Nowadays the link has frayed, but at one time educated opinion firmly held that homosexuality was abnormal. In fact it was a prime example of that state. The conventional division of psychology into “normal” and “abnormal” has nourished this perception. It was generally accepted that abnormal psychology addressed itself to various types of pathology. This assumption opened the way for psychiatrists to attempt all sorts of phony "cures" of homosexuality.

To be sure, if one uses the term abnormal in the statistical sense of “diverging from the middle range; unusual in terms of frequency," there is no doubt that homosexuals are abnormal in our society.

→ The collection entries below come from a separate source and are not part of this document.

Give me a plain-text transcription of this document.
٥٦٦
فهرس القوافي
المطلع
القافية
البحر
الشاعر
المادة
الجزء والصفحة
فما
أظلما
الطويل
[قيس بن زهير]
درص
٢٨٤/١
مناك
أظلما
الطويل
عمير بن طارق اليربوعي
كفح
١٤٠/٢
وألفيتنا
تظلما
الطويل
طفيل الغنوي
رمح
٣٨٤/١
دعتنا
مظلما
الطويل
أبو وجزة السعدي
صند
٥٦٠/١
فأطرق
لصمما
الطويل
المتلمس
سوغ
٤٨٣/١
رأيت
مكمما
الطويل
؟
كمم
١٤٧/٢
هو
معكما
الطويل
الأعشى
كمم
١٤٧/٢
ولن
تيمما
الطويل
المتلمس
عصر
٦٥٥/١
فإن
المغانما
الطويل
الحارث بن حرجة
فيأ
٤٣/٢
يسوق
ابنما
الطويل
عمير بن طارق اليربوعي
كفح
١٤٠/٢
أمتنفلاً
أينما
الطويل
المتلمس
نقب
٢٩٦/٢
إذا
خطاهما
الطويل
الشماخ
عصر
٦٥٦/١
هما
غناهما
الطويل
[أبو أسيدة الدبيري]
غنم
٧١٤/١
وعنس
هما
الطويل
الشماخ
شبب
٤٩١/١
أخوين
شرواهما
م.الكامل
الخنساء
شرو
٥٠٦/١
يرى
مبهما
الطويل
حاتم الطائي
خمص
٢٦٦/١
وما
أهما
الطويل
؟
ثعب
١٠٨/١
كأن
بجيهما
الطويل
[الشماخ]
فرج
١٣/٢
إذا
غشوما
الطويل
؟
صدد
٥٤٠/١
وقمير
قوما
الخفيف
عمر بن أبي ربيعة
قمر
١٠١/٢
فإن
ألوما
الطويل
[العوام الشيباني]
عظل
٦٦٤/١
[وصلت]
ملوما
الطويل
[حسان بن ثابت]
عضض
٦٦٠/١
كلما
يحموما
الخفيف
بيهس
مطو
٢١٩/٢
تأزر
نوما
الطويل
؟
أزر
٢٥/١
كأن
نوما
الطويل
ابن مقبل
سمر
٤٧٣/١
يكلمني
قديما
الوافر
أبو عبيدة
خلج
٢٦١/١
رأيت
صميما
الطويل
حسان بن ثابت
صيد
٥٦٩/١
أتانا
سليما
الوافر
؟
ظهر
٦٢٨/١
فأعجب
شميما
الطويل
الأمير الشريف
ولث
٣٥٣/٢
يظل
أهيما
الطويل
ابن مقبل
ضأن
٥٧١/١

But then so are opera divas, arbitrageurs, and United States Senators.

When it is said that homosexuality is abnormal, a negative value judgment ensues. For this reason the term abnormal is particularly insidious, as it enables the user to glide (usually unconsciously) from a statement of fact to a statement of value. It is precisely this impermissible slide that the philosopher David Hume warned us about. But the misguided effort of trying to derive an “ought” from an “is” persists.

Two historical curiosities may be noted. In a harangue against sodomites, the French thirteenth-century poem Le Roman de la Rose (ll. 19619-20) refers to those who practice such exceptions anormales. In 1869 the Hungarian homosexual theorist K.M. Kertbeny coined a word normalsexual (corresponding to our “heterosexual”) to contrast with homosexual (which by inference is not normal). Kertbeny’s first compound, in striking contrast to his second, did not catch on. Even so, today one sometimes finds the term “normals” casually deployed to designate straights, as if the assertion presented no problems.

In the recent debate over gay marriage some participants keep insisting the marriage is “the norm,” seeking once again to bridge the gap between is and ought. Some fallacies never die.

A close cousin of abnormal is anomaly. In modern times this term seems to have been first used in a sexual sense in the German form Anomalie by Richard von Krafft-Ebing in 1877. Etymologically, the noun represents the opposite of the Greek “omalos,” meaning “even, level.” (It is not derived from “anomos,” “unlawful,” though a link is often perceived.)

In 1927 a guilt-ridden British homosexual chose the pseudonym “Anomaly” for his book The Invert.(The writer's real name is not known.)

Other related terms are aberration, perversion (with pervert), and degenerate.

In ordinary language queer probably comes the closest to the core idea of abnormality. (For some reason freak and weirdo, the latter now a quaint survival, are not commonly applied to gay people.) In the case of the word queer the most relevant predecessor sense is probably the eighteenth-century usage regarding money. Queer money is counterfeit. (The term counterfeit sex has sometimes been applied to homosexuality.)

Recently, the word queer has been the object of a concerted reclamation project; hence queer studies and queer theory. Generally restricted to academic circles, the popularity of these terms seems to be declining even there.